She was not tall nor superb: her face was very changeful and singularly interesting. I watched her during dinner, and such were my impressions. If they were wrong, it was the fault of my perceptions.

We met upon the piazza after dinner while the beautifully-dressed throng was promenading, and the band was playing. It was an Arcadian moment and scene.

"Lulu, this is my friend, Mr. ——, of whom I have spoken to you so often."

Herbert remained but a moment. I offered my arm to his sister, and we moved with the throng. The whole world seemed a festival. The day was golden—the music swelled in those long, delicious chords, which imparadise the moment, and make life poetry. In that strain, and with that feeling, our acquaintance commenced. It was Lulu's first summer at a Watering-Place (at least she said so); it was my first, too, at a Watering-Place—but not my first at a flirtation, thought I, loftily. She had all the cordial freshness of a Southern girl, with that geniality of manner which, without being in the least degree familiar, is confiding and friendly, and which to us, reserved and suspicious Northerners, appears the evidence of the complete triumph we have achieved, until we see that it is a general and not a particular manner.

The band played on: the music seemed only to make more melodious and expressive all that we said. At intervals, we stopped and leaned upon the railing by a column wreathed with a flowering vine, and Lulu's eye seeking the fairest blossom, found it, and her hand placed it in mine. I forgot commencement-day, and the glory of the valedictory. Lulu's eyes were more inspiring than the enthusiastic thousand in the church; and the remembered bursts of the band that day were lost in the low whispers of the girl upon my arm. I do not remember what we said. I did not mean to flirt, in the usual sense of that word (men at a Watering-Place never do). It was an intoxication most fatal of all, and which no Maine law can avert.

Herbert joined us later in the afternoon, and proposed a drive; he was anxious to show me his horses. We parted to meet at the door. Lulu gently detached her arm from mine; said gayly, "Au revoir, bientôt!" as she turned away; and I bounded into the hall, sprang up-stairs into my room, and sat down, stone-still, upon a chair.

I looked fixedly upon the floor, and remained perfectly motionless for five minutes. I was lost in a luxury of happiness! Without a profession, without a fortune, I felt myself irresistibly drawn toward this girl;—and the very fascination lay here, that I knew, however wild and wonderful a feeling I might indulge, it was all hopeless. We should enjoy a week of supreme happiness—suffer in parting—and presently be solaced, and enjoy other weeks of supreme felicity with other Lulus!

My young friends of the Watering-Places, deny having had just such an emotion and "course of thought," if you dare!

We drove to the lake, and the whole world of Saratoga with us.
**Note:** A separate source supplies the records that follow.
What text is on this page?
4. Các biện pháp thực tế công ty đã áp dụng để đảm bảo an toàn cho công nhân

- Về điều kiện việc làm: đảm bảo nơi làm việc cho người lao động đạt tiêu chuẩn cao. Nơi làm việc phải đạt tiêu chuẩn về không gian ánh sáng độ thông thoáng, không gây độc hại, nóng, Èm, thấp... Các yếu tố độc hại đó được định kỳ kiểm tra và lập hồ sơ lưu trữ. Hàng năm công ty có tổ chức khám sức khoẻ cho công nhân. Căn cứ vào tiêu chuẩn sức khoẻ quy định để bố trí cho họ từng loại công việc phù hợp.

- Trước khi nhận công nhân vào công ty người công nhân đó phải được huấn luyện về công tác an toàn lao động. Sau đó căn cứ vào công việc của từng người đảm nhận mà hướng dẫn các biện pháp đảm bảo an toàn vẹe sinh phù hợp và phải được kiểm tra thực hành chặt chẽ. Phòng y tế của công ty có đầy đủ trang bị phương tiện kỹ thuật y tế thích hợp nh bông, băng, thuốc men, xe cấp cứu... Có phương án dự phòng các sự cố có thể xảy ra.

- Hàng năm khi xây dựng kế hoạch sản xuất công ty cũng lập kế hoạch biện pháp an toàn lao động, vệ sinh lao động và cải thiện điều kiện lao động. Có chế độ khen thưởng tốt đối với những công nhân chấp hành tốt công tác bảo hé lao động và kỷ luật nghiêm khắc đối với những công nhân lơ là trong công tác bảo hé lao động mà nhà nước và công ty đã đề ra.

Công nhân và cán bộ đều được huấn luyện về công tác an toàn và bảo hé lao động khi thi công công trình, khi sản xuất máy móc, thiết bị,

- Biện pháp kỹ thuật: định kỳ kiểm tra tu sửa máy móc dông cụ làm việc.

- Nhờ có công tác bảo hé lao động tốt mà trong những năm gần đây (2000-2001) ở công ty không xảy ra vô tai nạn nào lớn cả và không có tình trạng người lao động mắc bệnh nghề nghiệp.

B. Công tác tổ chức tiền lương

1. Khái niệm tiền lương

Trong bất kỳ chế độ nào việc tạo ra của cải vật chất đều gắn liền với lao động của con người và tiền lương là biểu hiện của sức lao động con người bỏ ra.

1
Herbert's new bays sped neatly along—he driving in front, Lulu and I chatting behind. Arrived at the lake, we sauntered down the steep slope to the beach. We stepped into a boat and drifted out upon the water. It was still and gleaming in the late afternoon; and the pensive tranquillity of evening was gathering before we returned. We sang those passionate, desperate love-songs which young people always sing when they are happiest and most sentimental. So rapidly had we advanced—for a Watering-Place is the very hot-bed of romance—that I dropped my hand idly upon Lulu's; and finding that hers was not withdrawn, gradually and gently clasped it in mine. So, hand-in-hand, we sang, floating homeward in the golden twilight.

There was a dance in the evening at the hotel. Lulu was to dance with me, of course, the first set, and as many waltzes as I chose. She was so sparkling, so evidently happy, that I observed the New York belles, to whom happiness is an inexplicable word, scanned her with an air of lofty wonder and elegant disdain. But Lulu was so genuinely graceful and charming; she remained so quietly superior in her simplicity to the assuming hauteur of the metropolitan misses, that I kept myself in perfect good-humor, and did not feel myself at all humbled in the eyes of the Young America of that city, because I was the cavalier of the unique Southerner. So far did this go, that in my desire to revenge myself upon the New Yorkers, I resolved to increase their chagrin by praising Lulu to the chief belle of the set.